2) the vortex often takes me to a place where I have to face the hungry eyes of the evil ones.
This happens about every morning; the methods inwhich the vortex transports me to that place of misery is something I shall never really know. but a quick glance at those evil ones.. oh, the horror..
in any case, the vortex relishes the agony and frustration. it feeds on that rich, bitter ,
sap. and peers at you greedily. and you know that there... is...no...escape..
3) Whenever I make some feeble attempt at resistance, the vortex finds a direct or indirect means of thwarting my efforts.
it is very creative and resourceful in anticipation of my plans and it has a wide range of ways and endless resources to intercede, interdict, frustrate , distract, confuse, or crush (if need be) my efforts.
they say madness is trying something that fails again and again. but they do not know about the Astral Vortex. it's easy to talk about doing other things, when you don't have a temporal funnel sucking things over your head.
4) The world seems to be developing all kinds of stuff I have absolutely NO UNDERSTANDING ABOUT.
things are moving very fast now, suspiciously so...
5) There is a truck that is stacked with massive sacks, right in front of me. it is filled with SUPPOSEDLY garden trimmings. all kinds of branches and leaves sticking out.
yeah, right. the ability to notice that something is off is something the Astral Vortex takes last. i can't claim to know what is REALLY hiding inside those sacks, but it's nothing good...
6) Rotationary Symmetry doesn't really exist.
there!
draw a ' Z' on a notepad, turn the note a 180° turn. is it really the same? did the note end up in EXACTLY the same position?
didn't think so!!!
7) Overeating.
mostly crap. but the point is that the Astral Vortex doesn't really mind the quality. it really only cares about tonnage.
8) Other people sense the despair!!
frankly, it isn't that surprising. they all have this gouch kind of look. this disdain, saying basically "what? so what if you have the Astral Vortex? boo hoo...you know, i've got troubles too, buddy" . others prey on your eagerness to find refuge and try extorting you and shaking you down.
9) I watched a snail crawl along the edge of a straight razor. That's my dream. That's my nightmare.
yes, it's not original, but duplication is the sincerest form of mitosis .

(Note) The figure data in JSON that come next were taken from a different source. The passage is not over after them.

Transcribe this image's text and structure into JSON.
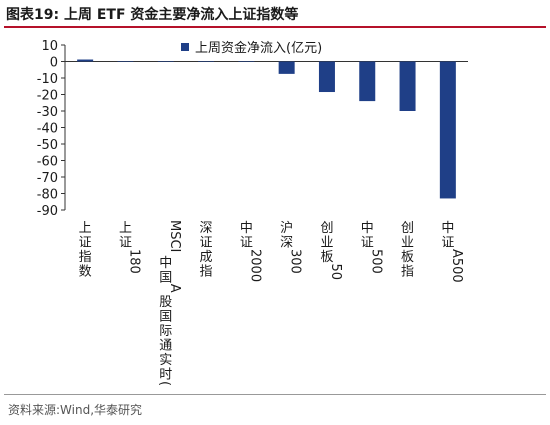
{
  "header": {
    "title": "图表19:  上周 ETF 资金主要净流入上证指数等"
  },
  "footer": {
    "source": "资料来源:Wind,华泰研究"
  },
  "chart_data": {
    "type": "bar",
    "title": "",
    "xlabel": "",
    "ylabel": "",
    "ylim": [
      -90,
      10
    ],
    "yticks": [
      10,
      0,
      -10,
      -20,
      -30,
      -40,
      -50,
      -60,
      -70,
      -80,
      -90
    ],
    "legend": {
      "position": "top-right"
    },
    "categories": [
      "上证指数",
      "上证180",
      "MSCI中国A股国际通实时(人民币)",
      "深证成指",
      "中证2000",
      "沪深300",
      "创业板50",
      "中证500",
      "创业板指",
      "中证A500"
    ],
    "series": [
      {
        "name": "上周资金净流入(亿元)",
        "color": "#1f3f87",
        "values": [
          1.2,
          0.2,
          0.1,
          0.2,
          0.2,
          -7.5,
          -18.5,
          -24,
          -30,
          -83
        ]
      }
    ]
  }
}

10) Moss covers the boulder that once was the gateway. the scepter of T'rang is not in my hand, so there really isn't much i can do about it.
if you ever thought the opening of the great portal of Zaggorla would be as easy as saying "open seseme" then you need to get your head examined. the great portal depends on so much to function and open that it would be about as likely to get the thing open as to get some random construction material and dynamite, blow the thing up and get a type-C life-form compatible outhouse. it COULD happen but it almost undoubtedly won't.
now. i do not know how this is going to end. it could be that the vortex will trap me inside some dimentional dungeon, or that it will just move on to filthier pastures. my spelling will never recover, that's for sure, and the weight i gained in my anguish is most likely here to stay. scars, and landing rings, severed tentacles and ossified hopes. i wish i could offer you, dear reader, some hope, if you are reading this tripe. but the very fact that this is arranged in a shopping list just crystalizes how low this could go.
if you are the chosen one, i urge you! the time is neigh! go forth and vanquish the overlords of Gar-Valoom and bring the virpal scepter forth. just hurry up , please.